For the treatment of early-stage breast cancer, accelerated partial breast irradiation (APBI) has been examined as a therapeutic approach to enhance local control rates. Several randomized trials have been conducted in approximately 16,000 women to assess whether this form of radiotherapy is better than whole-breast irradiation. The recently published TARGIT trial randomized over 2,200 women and reported local recurrence rates at a median follow up of 25 months. The investigators of the trial suggest that the data indicate that APBI is safe and a single dose of radiotherapy in selected patients undergoing resection should be considered an alternative to external-beam whole-breast irradiation.

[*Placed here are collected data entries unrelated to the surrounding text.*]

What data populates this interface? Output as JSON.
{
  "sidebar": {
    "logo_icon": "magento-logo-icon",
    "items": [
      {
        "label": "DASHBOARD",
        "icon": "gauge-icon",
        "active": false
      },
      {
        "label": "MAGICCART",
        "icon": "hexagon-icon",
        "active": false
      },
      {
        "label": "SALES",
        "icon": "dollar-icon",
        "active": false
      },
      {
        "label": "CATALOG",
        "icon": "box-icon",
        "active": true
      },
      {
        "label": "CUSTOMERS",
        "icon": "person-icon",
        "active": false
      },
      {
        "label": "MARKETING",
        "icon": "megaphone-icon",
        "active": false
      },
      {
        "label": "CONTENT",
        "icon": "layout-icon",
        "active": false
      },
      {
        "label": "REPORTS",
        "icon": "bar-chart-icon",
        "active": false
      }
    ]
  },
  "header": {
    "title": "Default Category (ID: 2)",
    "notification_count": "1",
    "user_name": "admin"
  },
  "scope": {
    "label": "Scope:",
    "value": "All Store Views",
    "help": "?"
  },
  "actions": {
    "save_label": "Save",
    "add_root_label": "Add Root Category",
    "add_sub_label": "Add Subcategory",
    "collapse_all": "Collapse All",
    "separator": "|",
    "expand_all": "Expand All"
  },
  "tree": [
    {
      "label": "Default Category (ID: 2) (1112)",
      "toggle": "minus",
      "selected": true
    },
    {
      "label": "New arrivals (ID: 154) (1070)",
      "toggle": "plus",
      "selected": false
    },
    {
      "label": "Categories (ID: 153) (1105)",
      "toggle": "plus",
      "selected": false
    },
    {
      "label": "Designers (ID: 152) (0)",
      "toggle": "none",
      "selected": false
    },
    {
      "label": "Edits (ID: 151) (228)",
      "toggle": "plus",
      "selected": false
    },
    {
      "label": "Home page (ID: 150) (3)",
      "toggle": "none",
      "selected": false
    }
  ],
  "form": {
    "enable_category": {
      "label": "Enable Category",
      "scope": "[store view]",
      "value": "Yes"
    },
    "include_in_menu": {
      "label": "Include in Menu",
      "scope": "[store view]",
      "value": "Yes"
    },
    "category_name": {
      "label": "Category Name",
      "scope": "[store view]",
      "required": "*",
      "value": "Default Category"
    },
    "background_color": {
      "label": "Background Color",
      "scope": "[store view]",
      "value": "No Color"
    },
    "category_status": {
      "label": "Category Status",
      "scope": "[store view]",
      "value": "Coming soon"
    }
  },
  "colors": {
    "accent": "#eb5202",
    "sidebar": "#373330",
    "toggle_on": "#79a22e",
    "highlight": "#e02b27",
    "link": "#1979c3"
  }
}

However, as early-stage breast cancer has a long natural history and recurrence rates can increase with time, Rajiv Sarin, author of a News & Views article in this issue, cautions against the use of APBI in the absence of sufficient mature follow-up data. He explains that no significant difference in local recurrence was demonstrated at 4 years, and changes in the natural course of the disease may not be detected at this time point. Furthermore, since 20% of women in the trial received standard therapy (that is, mastectomy or whole-breast irradiation), the effect of APBI in the TARGIT trial may have been overestimated. Until further follow-up data are available, Sarin warns that premature conclusions can be counterproductive.

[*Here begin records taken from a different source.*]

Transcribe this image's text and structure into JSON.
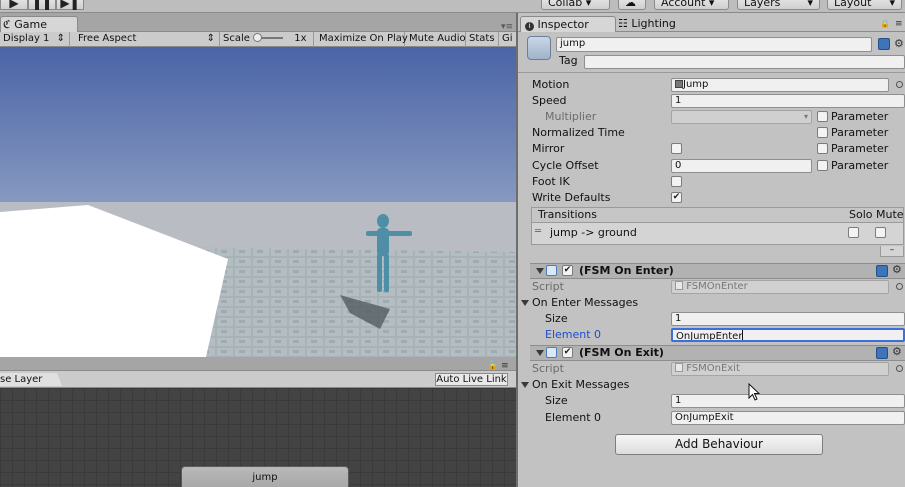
{
  "toolbar": {
    "play_icon": "play-icon",
    "pause_icon": "pause-icon",
    "step_icon": "step-icon",
    "collab_label": "Collab ▾",
    "account_label": "Account",
    "layers_label": "Layers",
    "layout_label": "Layout"
  },
  "game": {
    "tab_label": "Game",
    "display": "Display 1",
    "aspect": "Free Aspect",
    "scale_label": "Scale",
    "scale_value": "1x",
    "maximize_on_play": "Maximize On Play",
    "mute_audio": "Mute Audio",
    "stats": "Stats",
    "gizmos": "Gi"
  },
  "animator": {
    "layer_tab": "se Layer",
    "auto_live_link": "Auto Live Link",
    "node_label": "jump"
  },
  "inspector": {
    "tabs": [
      {
        "label": "Inspector",
        "icon": "info-icon"
      },
      {
        "label": "Lighting",
        "icon": "lighting-icon"
      }
    ],
    "state_name": "jump",
    "tag_label": "Tag",
    "tag_value": "",
    "properties": {
      "motion_label": "Motion",
      "motion_value": "Jump",
      "speed_label": "Speed",
      "speed_value": "1",
      "multiplier_label": "Multiplier",
      "multiplier_value": "",
      "normalized_time_label": "Normalized Time",
      "mirror_label": "Mirror",
      "mirror_checked": false,
      "cycle_offset_label": "Cycle Offset",
      "cycle_offset_value": "0",
      "foot_ik_label": "Foot IK",
      "foot_ik_checked": false,
      "write_defaults_label": "Write Defaults",
      "write_defaults_checked": true,
      "parameter_label": "Parameter"
    },
    "transitions": {
      "header": "Transitions",
      "solo_label": "Solo",
      "mute_label": "Mute",
      "items": [
        {
          "label": "jump -> ground",
          "solo": false,
          "mute": false
        }
      ]
    },
    "behaviours": [
      {
        "title": "(FSM On Enter)",
        "enabled": true,
        "script_label": "Script",
        "script_value": "FSMOnEnter",
        "messages_label": "On Enter Messages",
        "size_label": "Size",
        "size_value": "1",
        "element_label": "Element 0",
        "element_value": "OnJumpEnter"
      },
      {
        "title": "(FSM On Exit)",
        "enabled": true,
        "script_label": "Script",
        "script_value": "FSMOnExit",
        "messages_label": "On Exit Messages",
        "size_label": "Size",
        "size_value": "1",
        "element_label": "Element 0",
        "element_value": "OnJumpExit"
      }
    ],
    "add_behaviour_label": "Add Behaviour"
  },
  "colors": {
    "editor_bg": "#c2c2c2",
    "focus_blue": "#3d6fd9",
    "sky_top": "#4a64a6",
    "floor": "#a9b4b8",
    "character": "#4f8fa6"
  }
}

The articles in this issue illustrate the progress, challenges and continued controversies in the breast cancer field. One of the greatest issues in oncology is tumor heterogeneity as well as the detection and validation of biomarkers that can aid in treatment decisions. As breast cancers represent a multitude of different diseases with intratumoral and intertumoral genetic and epigenetic alterations, the next challenge will be to understand how these defects arise during disease progression and learn more about the development of mechanisms of resistance to therapies. In the future, it will be paramount to improve our scientific understanding of the carcinogenetic process so that potential biomarkers of early treatment response can be identified. Progress in understanding these disease mechanisms and potential new biomarkers is provided by Massimo Cristofanelli and coauthors, who review the role of cancer stem cells in tumor dissemination and metastasis. They discuss how genetic profiling of cancer stem cells can be used to evaluate targeted therapies and improve the clinical management of patients, which could enhance the development of personalized anticancer therapy.

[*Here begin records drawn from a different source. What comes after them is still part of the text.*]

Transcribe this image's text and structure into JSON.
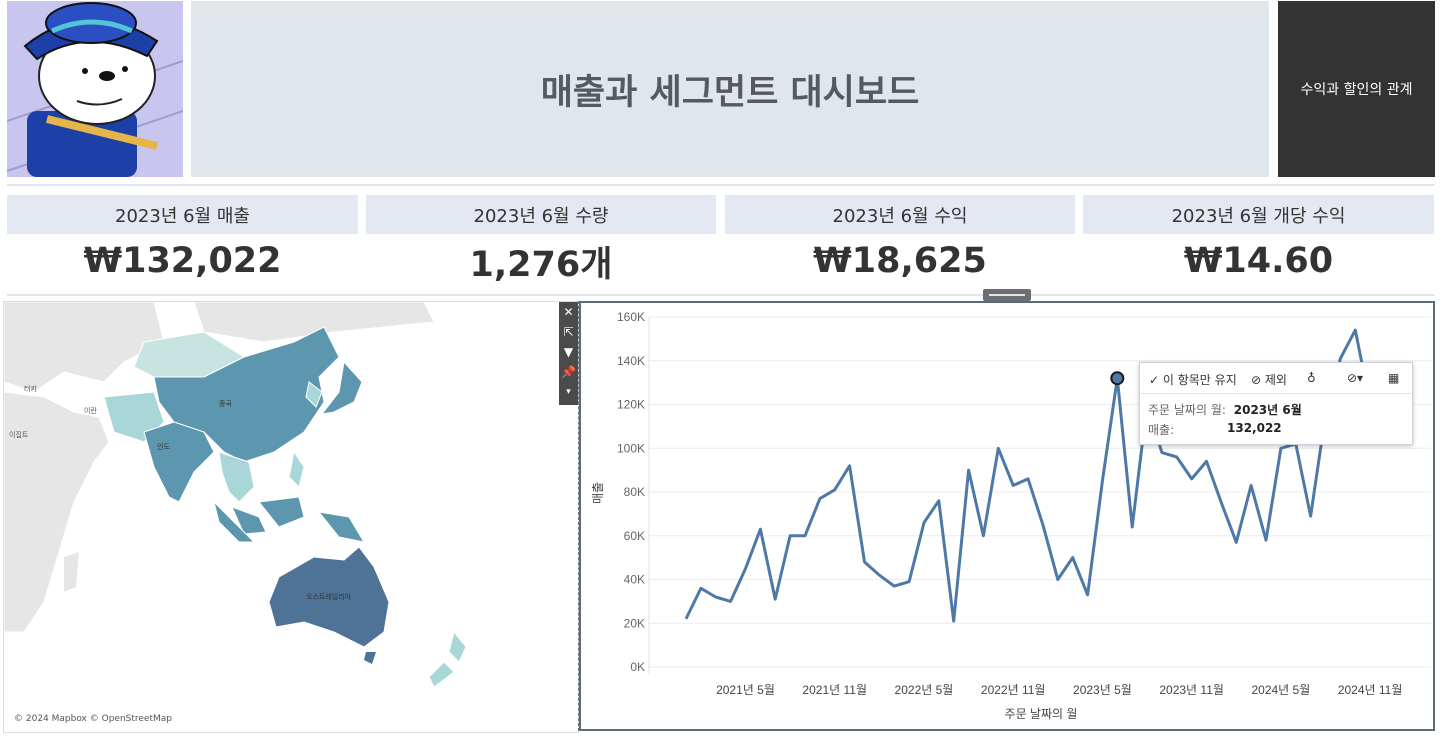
{
  "header": {
    "title": "매출과 세그먼트 대시보드",
    "nav_button": "수익과 할인의 관계"
  },
  "kpis": [
    {
      "label": "2023년 6월 매출",
      "value": "₩132,022"
    },
    {
      "label": "2023년 6월 수량",
      "value": "1,276개"
    },
    {
      "label": "2023년 6월 수익",
      "value": "₩18,625"
    },
    {
      "label": "2023년 6월 개당 수익",
      "value": "₩14.60"
    }
  ],
  "map": {
    "attribution": "© 2024 Mapbox © OpenStreetMap",
    "labels": {
      "china": "중국",
      "india": "인도",
      "australia": "오스트레일리아",
      "iran": "이란",
      "turkey": "터키",
      "egypt": "이집트"
    },
    "toolbar_icons": [
      "close-icon",
      "popout-icon",
      "filter-icon",
      "pin-icon",
      "menu-arrow-icon"
    ],
    "colors": {
      "dark": "#4e7397",
      "mid": "#5d97af",
      "light": "#a9d6d9",
      "lightest": "#c7e4e0"
    }
  },
  "tooltip": {
    "keep_only": "이 항목만 유지",
    "exclude": "제외",
    "field1_label": "주문 날짜의 월:",
    "field1_value": "2023년 6월",
    "field2_label": "매출:",
    "field2_value": "132,022"
  },
  "chart_data": {
    "type": "line",
    "xlabel": "주문 날짜의 월",
    "ylabel": "매출",
    "ylim": [
      0,
      160000
    ],
    "yticks": [
      "0K",
      "20K",
      "40K",
      "60K",
      "80K",
      "100K",
      "120K",
      "140K",
      "160K"
    ],
    "xticks": [
      "2021년 5월",
      "2021년 11월",
      "2022년 5월",
      "2022년 11월",
      "2023년 5월",
      "2023년 11월",
      "2024년 5월",
      "2024년 11월"
    ],
    "x": [
      "2021-01",
      "2021-02",
      "2021-03",
      "2021-04",
      "2021-05",
      "2021-06",
      "2021-07",
      "2021-08",
      "2021-09",
      "2021-10",
      "2021-11",
      "2021-12",
      "2022-01",
      "2022-02",
      "2022-03",
      "2022-04",
      "2022-05",
      "2022-06",
      "2022-07",
      "2022-08",
      "2022-09",
      "2022-10",
      "2022-11",
      "2022-12",
      "2023-01",
      "2023-02",
      "2023-03",
      "2023-04",
      "2023-05",
      "2023-06",
      "2023-07",
      "2023-08",
      "2023-09",
      "2023-10",
      "2023-11",
      "2023-12",
      "2024-01",
      "2024-02",
      "2024-03",
      "2024-04",
      "2024-05",
      "2024-06",
      "2024-07",
      "2024-08",
      "2024-09",
      "2024-10",
      "2024-11",
      "2024-12"
    ],
    "values": [
      22000,
      36000,
      32000,
      30000,
      45000,
      63000,
      31000,
      60000,
      60000,
      77000,
      81000,
      92000,
      48000,
      42000,
      37000,
      39000,
      66000,
      76000,
      21000,
      90000,
      60000,
      100000,
      83000,
      86000,
      65000,
      40000,
      50000,
      33000,
      85000,
      132022,
      64000,
      120000,
      98000,
      96000,
      86000,
      94000,
      75000,
      57000,
      83000,
      58000,
      100000,
      102000,
      69000,
      115000,
      141000,
      154000,
      120000,
      112000
    ],
    "highlight_index": 29,
    "line_color": "#4e79a7",
    "grid": true
  }
}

As we realize the complexity resulting from the plethora of biologically distinct subtypes, conducting clinical trials to assess some of the newer agents in combination with cytotoxics and other modalities will become increasingly important. It is unlikely that there will be many circumstances where single-modality treatment will be successful. The associated challenges in undertaking new clinical trial designs and novel means of testing agents that may show efficacy in only a small patient population or in populations where the target is different to the putative target, also needs to be addressed. It might not always be possible or ethical to conduct large randomized phase III trials to test the many agents that are coming to the forefront of cancer treatment, especially if patient recruitment is based on the presence of a target or biomarker. We are still in the dark about which targets are relevant for chemotherapy response, which is important to remedy since this remains the backbone of breast cancer treatment. Should some agents in certain patient populations be approved in the absence of randomized clinical data? If we continue to conduct our trials using historical approaches, we may risk not being able to address the most fundamental questions. The oncology community needs to brace itself for a new dawn of innovative and creative means to overcome these challenges so we can witness further breakthroughs.